Headache and backache. He reached out, located the ibuprofen tablets on the bedside table, and choked two down without water, grateful to feel the pain of the effort. His hands were still cramped from the labor of the previous day, and each move brought sharp new pains in his leaden legs and stiff lower back. Physical suffering distracted him from the deeper pain he sensed drifting upward from the obscurity where it had been anchored. Unbound and unattached, that anguish rose like the ghost of a ship sunk long ago. Within his chest a heavy weight occupied the space where heart and lungs had been. Pain’s monstrous bulk, saturated with secrets of the abyss, pressed against his ribs and obstructed his breathing. He saw now there was nothing he could do. He had opened Pandora’s box, and its contents had dispersed the hope briefly encouraged by Café’s rheumy eyes, the vineyard workers’ trust in him, and the assurances of a prostitute.
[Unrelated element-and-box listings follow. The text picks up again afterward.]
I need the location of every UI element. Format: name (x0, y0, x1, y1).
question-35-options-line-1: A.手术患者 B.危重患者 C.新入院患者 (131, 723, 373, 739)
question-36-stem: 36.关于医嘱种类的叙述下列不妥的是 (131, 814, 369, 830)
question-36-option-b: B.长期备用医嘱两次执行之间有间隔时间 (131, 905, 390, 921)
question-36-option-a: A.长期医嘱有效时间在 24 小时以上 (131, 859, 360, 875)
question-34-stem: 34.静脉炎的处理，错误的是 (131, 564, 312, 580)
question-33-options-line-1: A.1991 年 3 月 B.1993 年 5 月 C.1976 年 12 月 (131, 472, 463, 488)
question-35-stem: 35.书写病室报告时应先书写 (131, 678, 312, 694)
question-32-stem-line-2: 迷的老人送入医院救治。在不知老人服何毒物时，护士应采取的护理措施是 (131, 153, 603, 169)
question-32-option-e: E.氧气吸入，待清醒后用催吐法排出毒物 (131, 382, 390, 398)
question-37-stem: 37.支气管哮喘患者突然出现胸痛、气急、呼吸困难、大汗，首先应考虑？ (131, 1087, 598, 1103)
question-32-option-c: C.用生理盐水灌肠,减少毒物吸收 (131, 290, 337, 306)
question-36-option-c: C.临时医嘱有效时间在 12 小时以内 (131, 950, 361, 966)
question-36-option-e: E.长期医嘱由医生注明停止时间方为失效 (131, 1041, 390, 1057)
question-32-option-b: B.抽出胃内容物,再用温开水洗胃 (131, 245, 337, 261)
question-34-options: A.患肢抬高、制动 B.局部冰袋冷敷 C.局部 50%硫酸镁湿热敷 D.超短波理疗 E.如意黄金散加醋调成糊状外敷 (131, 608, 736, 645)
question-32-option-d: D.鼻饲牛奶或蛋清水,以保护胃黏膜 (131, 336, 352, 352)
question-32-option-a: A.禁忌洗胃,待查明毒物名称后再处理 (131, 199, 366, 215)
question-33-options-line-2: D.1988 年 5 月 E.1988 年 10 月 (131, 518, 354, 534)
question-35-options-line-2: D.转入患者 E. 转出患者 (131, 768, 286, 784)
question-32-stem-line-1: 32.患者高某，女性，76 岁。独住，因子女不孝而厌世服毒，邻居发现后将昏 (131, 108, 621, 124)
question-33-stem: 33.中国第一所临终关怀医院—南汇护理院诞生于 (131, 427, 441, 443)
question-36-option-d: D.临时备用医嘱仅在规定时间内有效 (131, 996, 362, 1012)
Hoping beyond hope, he’d imagined that in some remoteness not yet perceived, there might exist an explanation, a justification, a great grand heroic rationale that would explain and excuse the deception practiced on him, that would reveal to him everything had served some greater good.

He leaned forward to pet the dog and perceived the first faint emanation of warmth from the ancient radiator. The chill in the room had raised goose bumps on his naked shoulders. He picked up the phone and a moment later heard Daniel’s cheerful voice on the other end of the line.

“Good morning, Manuel! Ready to labor in the vineyards another day? Or are you planning to spend today in bed like some of the first-time harvesters?”

“I’m calling to let you know that I can’t participate today. Something’s come up I have to deal with, and there’s no way around it. I can’t come.”

He heard the disappointment in Daniel’s faraway voice. “This afternoon the local producers will be delivering everything they harvested during the weekend. It’d be a shame to miss out on the experience.”

The weight of the man’s disappointment induced him to make a half promise he might not be able to keep. “I’ll see if I can come by in late afternoon . . . but I’m not sure I’ll be able to make it.”

Daniel didn’t reply, perhaps because he heard in Manuel’s voice that something of significance was afoot. Manuel’s somber tone was enough to convince him it was something sufficiently weighty that it couldn’t be denied.